No dejé algunas veces de sentir en carne propia algunos de los prejuicios con los que los citadinos etiquetan a los nativos del campo y de los pequeños pueblos. El típico campesino, para ellos es ignorante, violento, salvaje, no tiene una buena dicción. Contra ese menosprecio, el campesino oponía su candidez y su generosidad natural. Al "dotor" le traía a regalar un par de gallinas o unos atados de fréjol. El notario, registrador o funcionario  veían al agricultor como aquel de quien obtener un poco más de réditos económicos. Para el político, el habitante de los campos era (es)  quien, el día de las elecciones, se le va a traer de sus comunidades para que ejerza "su derecho". Se le daba un machete, medio litro de aguardiente  y el pasaje de vuelta.

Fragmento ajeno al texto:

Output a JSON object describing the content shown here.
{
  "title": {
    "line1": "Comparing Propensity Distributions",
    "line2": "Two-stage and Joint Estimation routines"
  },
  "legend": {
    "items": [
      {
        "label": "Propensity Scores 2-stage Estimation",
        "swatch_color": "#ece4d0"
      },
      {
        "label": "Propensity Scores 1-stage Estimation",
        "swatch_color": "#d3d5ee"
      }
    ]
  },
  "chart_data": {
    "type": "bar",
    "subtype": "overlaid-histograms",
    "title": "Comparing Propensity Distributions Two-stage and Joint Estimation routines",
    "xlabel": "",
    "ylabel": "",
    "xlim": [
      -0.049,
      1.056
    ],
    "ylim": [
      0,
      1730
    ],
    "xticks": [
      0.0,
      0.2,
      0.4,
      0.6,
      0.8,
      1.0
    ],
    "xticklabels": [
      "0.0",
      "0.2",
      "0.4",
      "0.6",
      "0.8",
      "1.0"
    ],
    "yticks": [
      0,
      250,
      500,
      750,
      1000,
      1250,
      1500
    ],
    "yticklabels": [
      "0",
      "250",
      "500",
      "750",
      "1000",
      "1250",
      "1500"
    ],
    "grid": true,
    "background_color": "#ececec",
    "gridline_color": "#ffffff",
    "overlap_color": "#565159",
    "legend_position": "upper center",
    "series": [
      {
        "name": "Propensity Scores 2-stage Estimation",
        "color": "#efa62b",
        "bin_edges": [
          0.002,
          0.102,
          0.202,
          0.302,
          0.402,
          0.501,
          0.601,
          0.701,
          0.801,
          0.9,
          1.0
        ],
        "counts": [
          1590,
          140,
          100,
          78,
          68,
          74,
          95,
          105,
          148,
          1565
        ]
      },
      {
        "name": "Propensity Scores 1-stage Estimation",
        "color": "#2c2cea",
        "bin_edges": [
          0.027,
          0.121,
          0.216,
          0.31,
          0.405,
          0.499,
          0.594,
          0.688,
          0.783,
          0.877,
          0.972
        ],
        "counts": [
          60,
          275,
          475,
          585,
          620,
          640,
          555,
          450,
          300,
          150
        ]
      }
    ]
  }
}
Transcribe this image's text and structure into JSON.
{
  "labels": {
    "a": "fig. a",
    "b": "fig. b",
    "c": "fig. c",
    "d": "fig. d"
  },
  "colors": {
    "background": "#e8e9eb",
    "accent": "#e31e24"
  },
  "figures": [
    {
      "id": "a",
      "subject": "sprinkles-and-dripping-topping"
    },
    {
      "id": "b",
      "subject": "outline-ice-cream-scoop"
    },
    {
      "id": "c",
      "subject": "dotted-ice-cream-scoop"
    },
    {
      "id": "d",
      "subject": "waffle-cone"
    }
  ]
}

 Si conocemos que la cultura es parte de la sostenibilidad del desarrollo, ¿Puede haber cultura sin educación convencional? Particularmente pienso que, si bien en los siglos XIX y gran parte del XX, el campesino mantuvo incólume su riqueza cultural, los tiempos que vivimos, donde existe una aculturización que nos mueve hacia un modo de vivir llano y anodino a través de todo el mundo, es preciso que, el agricultor potencialice su cultura a través de la educación formal, para no caer víctima de este proceso global que va eliminando modos de vida, lenguas y tradiciones a su paso.
Es tiempo de darle  a la cultura campesina su verdadero valor para que nuestros nietos la conozcan  viva y no momificada en los museos del mañana.